THE I860 AS A GRAPHICS CONTROLLER

3-D graphics transformations and rendering

We begin by calculating the blue (B), green (G), and red (R) intensities for the first two pixels (i and i+1) in a triangle scan line; see Figure 1. Each color intensity is represented as an 8-bit integer portion and a 24-bit binary fraction for purposes of calculation. Let's assume that we've calculated the total color delta over the current triangle scan line for each color component R, G, and B (for example, B_color_delta = B[i+n]-B[i]) and have divided that color delta by the number of pixels to be interpolated across (pixel_delta = n).

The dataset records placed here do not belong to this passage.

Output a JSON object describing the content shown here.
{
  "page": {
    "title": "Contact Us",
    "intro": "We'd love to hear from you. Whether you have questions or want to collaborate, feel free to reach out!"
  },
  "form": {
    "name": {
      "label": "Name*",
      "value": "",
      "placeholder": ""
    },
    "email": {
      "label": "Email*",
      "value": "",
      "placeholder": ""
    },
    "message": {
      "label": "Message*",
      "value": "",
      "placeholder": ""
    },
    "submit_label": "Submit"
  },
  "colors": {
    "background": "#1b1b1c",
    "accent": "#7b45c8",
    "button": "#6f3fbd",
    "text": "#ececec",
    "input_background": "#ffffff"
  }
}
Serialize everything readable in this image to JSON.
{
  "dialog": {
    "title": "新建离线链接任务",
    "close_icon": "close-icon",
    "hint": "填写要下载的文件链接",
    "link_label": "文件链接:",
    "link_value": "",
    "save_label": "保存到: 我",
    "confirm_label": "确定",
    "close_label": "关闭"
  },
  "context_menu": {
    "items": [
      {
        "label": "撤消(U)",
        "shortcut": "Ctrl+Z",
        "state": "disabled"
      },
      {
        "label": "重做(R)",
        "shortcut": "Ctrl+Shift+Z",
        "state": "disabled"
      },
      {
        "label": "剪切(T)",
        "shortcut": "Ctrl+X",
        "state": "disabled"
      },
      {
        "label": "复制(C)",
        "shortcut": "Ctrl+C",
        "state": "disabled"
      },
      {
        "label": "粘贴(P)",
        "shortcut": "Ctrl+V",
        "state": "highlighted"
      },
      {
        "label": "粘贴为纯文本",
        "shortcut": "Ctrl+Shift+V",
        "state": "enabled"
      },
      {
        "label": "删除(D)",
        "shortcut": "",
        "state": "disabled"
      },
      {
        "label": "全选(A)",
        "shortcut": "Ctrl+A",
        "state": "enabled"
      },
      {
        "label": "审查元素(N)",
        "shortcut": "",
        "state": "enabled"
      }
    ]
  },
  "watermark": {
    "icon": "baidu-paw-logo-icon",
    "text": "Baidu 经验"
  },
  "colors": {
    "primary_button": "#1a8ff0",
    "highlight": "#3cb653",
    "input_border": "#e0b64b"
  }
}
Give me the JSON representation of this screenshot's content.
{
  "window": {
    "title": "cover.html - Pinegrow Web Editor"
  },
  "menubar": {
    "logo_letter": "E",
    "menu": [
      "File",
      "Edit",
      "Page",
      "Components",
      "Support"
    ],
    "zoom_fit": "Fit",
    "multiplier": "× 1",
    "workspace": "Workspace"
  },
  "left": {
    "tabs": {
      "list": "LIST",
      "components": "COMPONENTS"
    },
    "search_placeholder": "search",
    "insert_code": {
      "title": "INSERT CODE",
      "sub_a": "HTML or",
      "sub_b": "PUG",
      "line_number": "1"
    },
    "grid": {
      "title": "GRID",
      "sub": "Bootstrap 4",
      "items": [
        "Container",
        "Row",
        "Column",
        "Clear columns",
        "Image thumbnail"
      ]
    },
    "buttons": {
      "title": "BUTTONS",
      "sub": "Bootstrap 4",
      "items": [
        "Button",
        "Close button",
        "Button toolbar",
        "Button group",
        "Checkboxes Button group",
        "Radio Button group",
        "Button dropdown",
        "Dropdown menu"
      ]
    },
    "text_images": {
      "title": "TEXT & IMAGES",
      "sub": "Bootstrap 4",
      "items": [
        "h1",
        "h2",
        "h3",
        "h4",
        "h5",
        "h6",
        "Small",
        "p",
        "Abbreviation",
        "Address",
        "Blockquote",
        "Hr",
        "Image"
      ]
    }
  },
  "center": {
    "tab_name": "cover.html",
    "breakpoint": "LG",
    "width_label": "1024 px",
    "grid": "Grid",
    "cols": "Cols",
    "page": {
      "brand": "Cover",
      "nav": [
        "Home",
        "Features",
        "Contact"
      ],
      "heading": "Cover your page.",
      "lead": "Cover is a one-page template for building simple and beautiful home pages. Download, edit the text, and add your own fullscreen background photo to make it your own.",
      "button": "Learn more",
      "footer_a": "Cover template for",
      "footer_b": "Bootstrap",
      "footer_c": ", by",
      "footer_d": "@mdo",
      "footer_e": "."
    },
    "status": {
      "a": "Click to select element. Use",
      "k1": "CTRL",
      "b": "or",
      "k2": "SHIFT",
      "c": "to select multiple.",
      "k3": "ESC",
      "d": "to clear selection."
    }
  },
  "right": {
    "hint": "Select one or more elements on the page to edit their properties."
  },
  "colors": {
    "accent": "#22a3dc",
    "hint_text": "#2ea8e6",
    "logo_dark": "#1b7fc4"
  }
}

The result of this division, also represented as an 8-bit integer and a 24-bit fraction, is the incremental color delta.

Now we're ready to recursively add the incremental color delta for each color component to the initial values, so that each successive pixel's RGB values along the triangle scan line are calculated. Here's where faddp.d helps out by automating and speeding up the process.

First let's calculate B values for the next two pixels (i+2 and i+3) in the triangle scan line. To do that, just put the initial B values for the first two pixels of the triangle scan line (i and i+1) into faddp.d's 64-bit op1, side by side in the op1 register pair, as shown in Figure 2. You'll need to use the predefined format of eight bits integer portion and 24 bits fractional portion to use the instruction properly. Then let op2 = two instances of 2* (B_color_delta)/pixel_delta, again side by side in the op2 register pair. The reason the interpolant value is 2* (B_color_delta)/pixel_delta, rather than simply B_color_delta/pixel_delta, is that you are interpolating from pixel i to pixel i+2 in one half of the register pair, and from pixel i+1 to pixel i+3 in the other half.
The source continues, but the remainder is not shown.